After a year of record-high numbers, lumber prices are finally coming down. However, the effects of that decline could take weeks to reach the retail shelves, and prices won't fall enough to reach pre-pandemic rates.

"People should know that prices are probably not going to fall to the levels that they were before the pandemic," Dustin Jalbert, an analyst with Fastmarkets, told NPR.

The pandemic had a compound effect when it came to raising the price of lumber. First, the virus itself as well as the widespread lockdowns meant to slow the spread of it inadvertently slowed the entire economy, and that includes the lumber market.

Sawmills already struggling due to the virus's direct effects also had to respond to a boom in demand caused by the pandemic. Hobbyists and DIY-ers stuck indoors started buying more wood for their crafts. Half-finished renovation projects were suddenly being completed en masse by people spending a lot more time in their homes.

To top it off, the pandemic coincided with a high level of demand for new homes. Some of those home building projects have been in limbo due to the outrageously high price of the wood needed to complete them, Robert Dietz, chief economist at the National Association of Home Builders, told NPR. At its peak, the price of a new home hit $35,872, according to the National Association of Homebuilders.

Inevitably, the combination of stifled supply and surging demand led to skyrocketing lumber prices.

In March of 2020, at the beginning of the pandemic, futures prices for lumber were at a relatively reasonable $303.40 per thousand board feet. By this May, that number had reached $1,607.50, an increase of more than 400%. Meanwhile, a real-time index of lumber prices, the Framing Lumber Composite Price, had reached $1,514 per thousand board feet.

Thankfully, the pandemic seems to be coming to end, and with that comes a return to the sawmill for lumber workers, and thus an uptick in lumber supply.

In mid-June, the Framing Composite Price fell to $1,113, $211 lower than the week before it.

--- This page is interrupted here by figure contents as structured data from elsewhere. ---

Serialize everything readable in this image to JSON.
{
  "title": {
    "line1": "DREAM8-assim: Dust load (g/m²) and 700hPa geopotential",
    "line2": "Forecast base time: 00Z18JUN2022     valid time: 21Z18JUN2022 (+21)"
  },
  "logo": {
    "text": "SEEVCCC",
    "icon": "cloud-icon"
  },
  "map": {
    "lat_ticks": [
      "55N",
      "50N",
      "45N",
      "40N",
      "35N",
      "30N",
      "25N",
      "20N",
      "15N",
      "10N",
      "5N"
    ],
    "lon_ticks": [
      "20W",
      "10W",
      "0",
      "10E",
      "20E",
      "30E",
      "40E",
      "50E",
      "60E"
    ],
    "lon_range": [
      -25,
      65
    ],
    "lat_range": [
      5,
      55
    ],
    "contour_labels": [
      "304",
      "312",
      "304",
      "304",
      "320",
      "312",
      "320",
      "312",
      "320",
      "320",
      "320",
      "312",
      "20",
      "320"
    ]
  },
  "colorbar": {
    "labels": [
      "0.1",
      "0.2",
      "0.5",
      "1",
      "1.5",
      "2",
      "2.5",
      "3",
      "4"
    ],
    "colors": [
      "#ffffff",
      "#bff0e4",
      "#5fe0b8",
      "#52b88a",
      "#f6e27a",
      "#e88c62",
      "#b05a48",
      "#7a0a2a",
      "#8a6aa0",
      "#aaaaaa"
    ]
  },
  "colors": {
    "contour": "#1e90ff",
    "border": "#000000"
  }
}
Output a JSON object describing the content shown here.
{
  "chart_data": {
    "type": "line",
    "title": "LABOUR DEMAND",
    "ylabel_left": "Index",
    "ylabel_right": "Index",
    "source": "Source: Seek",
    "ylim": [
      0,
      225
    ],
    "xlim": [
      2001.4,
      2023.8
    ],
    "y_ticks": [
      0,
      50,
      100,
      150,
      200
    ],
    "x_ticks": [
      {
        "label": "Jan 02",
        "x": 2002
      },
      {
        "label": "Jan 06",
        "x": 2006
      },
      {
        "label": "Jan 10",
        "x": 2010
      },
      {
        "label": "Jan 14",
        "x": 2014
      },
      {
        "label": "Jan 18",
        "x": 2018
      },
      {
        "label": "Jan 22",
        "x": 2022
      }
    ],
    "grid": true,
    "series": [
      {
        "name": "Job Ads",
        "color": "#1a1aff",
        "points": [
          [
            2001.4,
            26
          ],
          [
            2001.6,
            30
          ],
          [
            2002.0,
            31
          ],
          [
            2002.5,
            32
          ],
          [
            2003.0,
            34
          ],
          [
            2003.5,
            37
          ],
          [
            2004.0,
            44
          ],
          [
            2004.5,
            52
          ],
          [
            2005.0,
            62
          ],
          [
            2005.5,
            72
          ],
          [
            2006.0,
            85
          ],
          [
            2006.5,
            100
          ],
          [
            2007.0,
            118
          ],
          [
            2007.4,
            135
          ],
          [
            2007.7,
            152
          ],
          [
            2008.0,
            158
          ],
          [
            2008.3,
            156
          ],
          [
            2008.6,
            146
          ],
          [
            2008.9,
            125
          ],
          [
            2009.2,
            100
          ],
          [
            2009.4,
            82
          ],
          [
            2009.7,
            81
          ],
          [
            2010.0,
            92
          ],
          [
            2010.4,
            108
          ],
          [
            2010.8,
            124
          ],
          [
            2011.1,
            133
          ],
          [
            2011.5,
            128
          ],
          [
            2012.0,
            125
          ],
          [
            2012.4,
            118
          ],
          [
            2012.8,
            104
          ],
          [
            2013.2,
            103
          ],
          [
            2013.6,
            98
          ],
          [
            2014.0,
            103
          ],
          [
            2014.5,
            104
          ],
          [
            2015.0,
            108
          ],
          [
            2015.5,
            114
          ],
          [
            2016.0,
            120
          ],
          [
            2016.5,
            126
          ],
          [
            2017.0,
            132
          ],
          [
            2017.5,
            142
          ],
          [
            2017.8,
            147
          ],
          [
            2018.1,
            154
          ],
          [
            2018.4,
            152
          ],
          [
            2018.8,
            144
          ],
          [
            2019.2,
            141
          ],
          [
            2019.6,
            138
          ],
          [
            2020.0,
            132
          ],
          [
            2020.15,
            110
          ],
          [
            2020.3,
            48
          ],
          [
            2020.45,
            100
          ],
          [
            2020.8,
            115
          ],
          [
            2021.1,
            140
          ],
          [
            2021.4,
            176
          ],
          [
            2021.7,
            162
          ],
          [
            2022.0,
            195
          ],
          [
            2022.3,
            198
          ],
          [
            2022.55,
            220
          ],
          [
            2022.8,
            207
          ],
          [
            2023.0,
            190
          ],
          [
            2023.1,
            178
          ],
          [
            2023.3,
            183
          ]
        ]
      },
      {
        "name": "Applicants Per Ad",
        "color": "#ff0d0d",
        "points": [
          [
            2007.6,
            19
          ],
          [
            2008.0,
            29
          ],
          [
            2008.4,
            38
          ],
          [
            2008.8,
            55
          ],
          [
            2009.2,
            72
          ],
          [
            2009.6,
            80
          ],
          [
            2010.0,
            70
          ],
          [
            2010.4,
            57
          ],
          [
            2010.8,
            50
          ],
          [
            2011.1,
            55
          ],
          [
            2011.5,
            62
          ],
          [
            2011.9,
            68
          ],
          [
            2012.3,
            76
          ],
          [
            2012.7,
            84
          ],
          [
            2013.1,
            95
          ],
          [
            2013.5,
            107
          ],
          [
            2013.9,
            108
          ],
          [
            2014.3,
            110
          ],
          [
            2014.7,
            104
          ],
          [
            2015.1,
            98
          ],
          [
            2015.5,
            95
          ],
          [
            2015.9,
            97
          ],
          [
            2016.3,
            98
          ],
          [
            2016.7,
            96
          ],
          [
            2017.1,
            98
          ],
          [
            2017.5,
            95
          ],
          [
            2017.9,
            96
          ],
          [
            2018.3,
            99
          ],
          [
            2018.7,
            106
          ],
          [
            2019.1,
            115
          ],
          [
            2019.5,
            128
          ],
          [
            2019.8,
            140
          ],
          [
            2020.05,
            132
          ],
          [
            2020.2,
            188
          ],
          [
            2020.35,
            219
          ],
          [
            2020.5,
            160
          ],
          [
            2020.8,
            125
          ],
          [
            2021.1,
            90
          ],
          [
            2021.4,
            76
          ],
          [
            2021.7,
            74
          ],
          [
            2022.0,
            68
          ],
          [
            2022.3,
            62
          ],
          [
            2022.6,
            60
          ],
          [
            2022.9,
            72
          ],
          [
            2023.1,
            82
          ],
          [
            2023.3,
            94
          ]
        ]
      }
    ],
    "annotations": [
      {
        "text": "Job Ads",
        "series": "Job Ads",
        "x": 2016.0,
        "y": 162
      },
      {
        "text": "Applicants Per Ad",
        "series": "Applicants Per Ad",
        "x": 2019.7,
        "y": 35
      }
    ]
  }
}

Over the weekend of the 20th, futures prices for lumber fell to $904.90.

Keep in mind that, while the fall in prices is almost guaranteed to reach the retail shelves, it's likely to be weeks before that happens.

While the drop in prices is undoubtedly welcome amongst builders and hobbyists alike, they're still a far cry from $300. That $300 price tag might be a fantasy, but there are some reasons to think that prices aren't done falling.

Now that many of us have stopped working from home and gone back to the office, all of the other tack-on effects of the pandemic are also receding.

"If you're spending less time at home, you're probably spending less money on the home," Jalbert told NPR. "That remodeling, renovation, DIY boom - whatever you want to call it - that's also softening."

If lumber prices continue to fall, however, those projects put on hold due to the prohibitively high price of wood are likely to be picked back up again.

"If it's the case that the price is coming down because it does represent a true uptick in the amount of supply, we're going to see some of those projects move forward," Dietz said.

While the increase in demand for those construction projects might stagnate the rate at which lumber prices fall temporarily, colder weather at the end of the year is expected to help drive down the price.

However, even with the weather putting a damper on construction, prices won't be getting anywhere near where they were last May.